I am supporting Clarence Thomas' nomination, and I am neither naive enough nor hopeful enough to imagine that in publicly supporting him I will give the younger generation a pretty picture of unity, but rather I can show them that I and they come from a people who had the courage to be when being was dangerous, who had the courage to dare when daring was dangerous -- and most important, had the courage to hope.

"I am supporting Clarence Thomas' nomination," she writes in rhythmic prose nevertheless unable to obscure the reality that she was taking a position because of Judge Thomas' race.

The damage- arguably especially to blacks- done by Thomas on the Supreme Court has been broad and deep. He was one of the five votes to emasculate the Voting Rights Act, whose central provision, the Brennan Center has explained, is

Section 4 – commonly referred to as the coverage formula. The coverage formula determined which jurisdictions had to “preclear” changes to their election rules with the federal government before implementing them, based on their history of race-based voter discrimination. Preclearance was massively successful at improving voting access in covered jurisdictions.
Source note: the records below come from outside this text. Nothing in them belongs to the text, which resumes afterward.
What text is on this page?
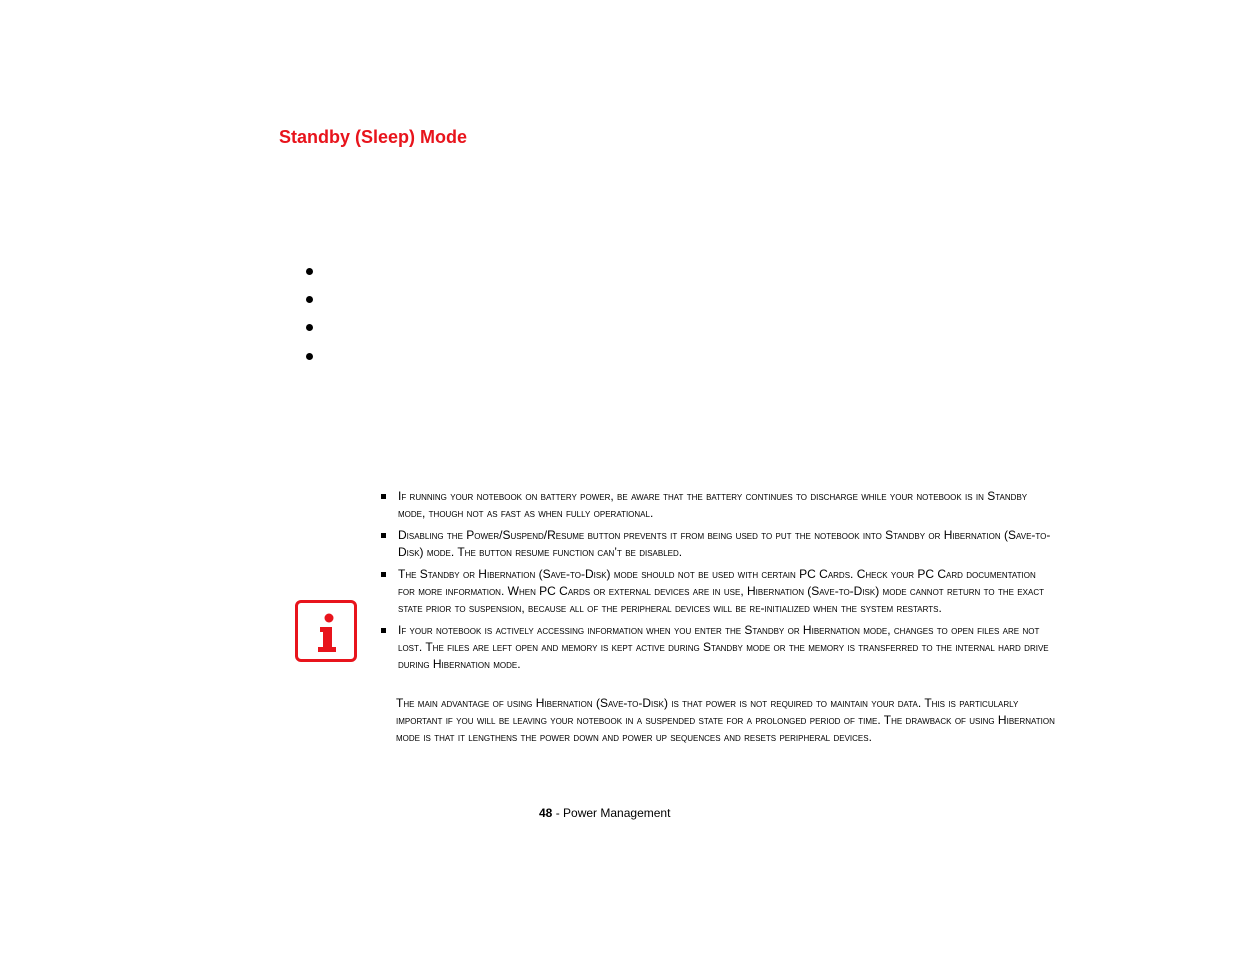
Standby (Sleep) Mode
If running your notebook on battery power, be aware that the battery continues to discharge while your notebook is in Standby mode, though not as fast as when fully operational.
Disabling the Power/Suspend/Resume button prevents it from being used to put the notebook into Standby or Hibernation (Save-to-Disk) mode. The button resume function can’t be disabled.
The Standby or Hibernation (Save-to-Disk) mode should not be used with certain PC Cards. Check your PC Card documentation for more information. When PC Cards or external devices are in use, Hibernation (Save-to-Disk) mode cannot return to the exact state prior to suspension, because all of the peripheral devices will be re-initialized when the system restarts.
If your notebook is actively accessing information when you enter the Standby or Hibernation mode, changes to open files are not lost. The files are left open and memory is kept active during Standby mode or the memory is transferred to the internal hard drive during Hibernation mode.

The main advantage of using Hibernation (Save-to-Disk) is that power is not required to maintain your data. This is particularly important if you will be leaving your notebook in a suspended state for a prolonged period of time. The drawback of using Hibernation mode is that it lengthens the power down and power up sequences and resets peripheral devices.

48 - Power Management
In 2013, however, the Supreme Court struck down the coverage formula in a case called Shelby County v. Holder. In a 5-4 decision, the Court reasoned that the coverage formula was out of date – despite Congress’s determination that it was still needed. The ruling rendered the Section 5 preclearance system effectively inoperable.

The decision in Shelby County opened the floodgates to laws restricting voting throughout the United States. The effects were immediate. Within 24 hours of the ruling, Texas announced that it would implement a strict photo ID law. Two other states, Mississippi and Alabama, also began to enforce photo ID laws that had previously been barred because of federal preclearance.

The Atlantic's C. Vann Newkirk II has cited two cases which advanced the cause of voter suppression encouraged by Shelby. In Husted v. A.Phillip Randolph Institute, "the Court essentially gave its seal of approval to Ohio’s system of voter purges, in which the state uses a failure to vote as a trigger to begin the multistep process of taking people off voter rolls." A few weeks later, Justice Alito wrote the majority opinion in which a Texas racial gerrymandering scheme was upheld in logic reminiscent of Shelby.





Aside from reasoning and impact, these three decisions had two things in common: they were all decided by one vote- and Justice Thomas voted in the majority.

On a positive note, Maya Angelous at least lived long enough to see great power give to the  man whom she wrote "has been nearly suffocated by the acrid odor of racial discrimination." Not altogether unpredictably, once he was given that power he proceeded to lend his support to continued racial discrimination. Content of his character be damned, she wanted an African-American on the court, and her wish was fulfilled. He will be there every day until he dies, helping to fulfill the wishes of bigots comfortable with decisions made on the basis of race.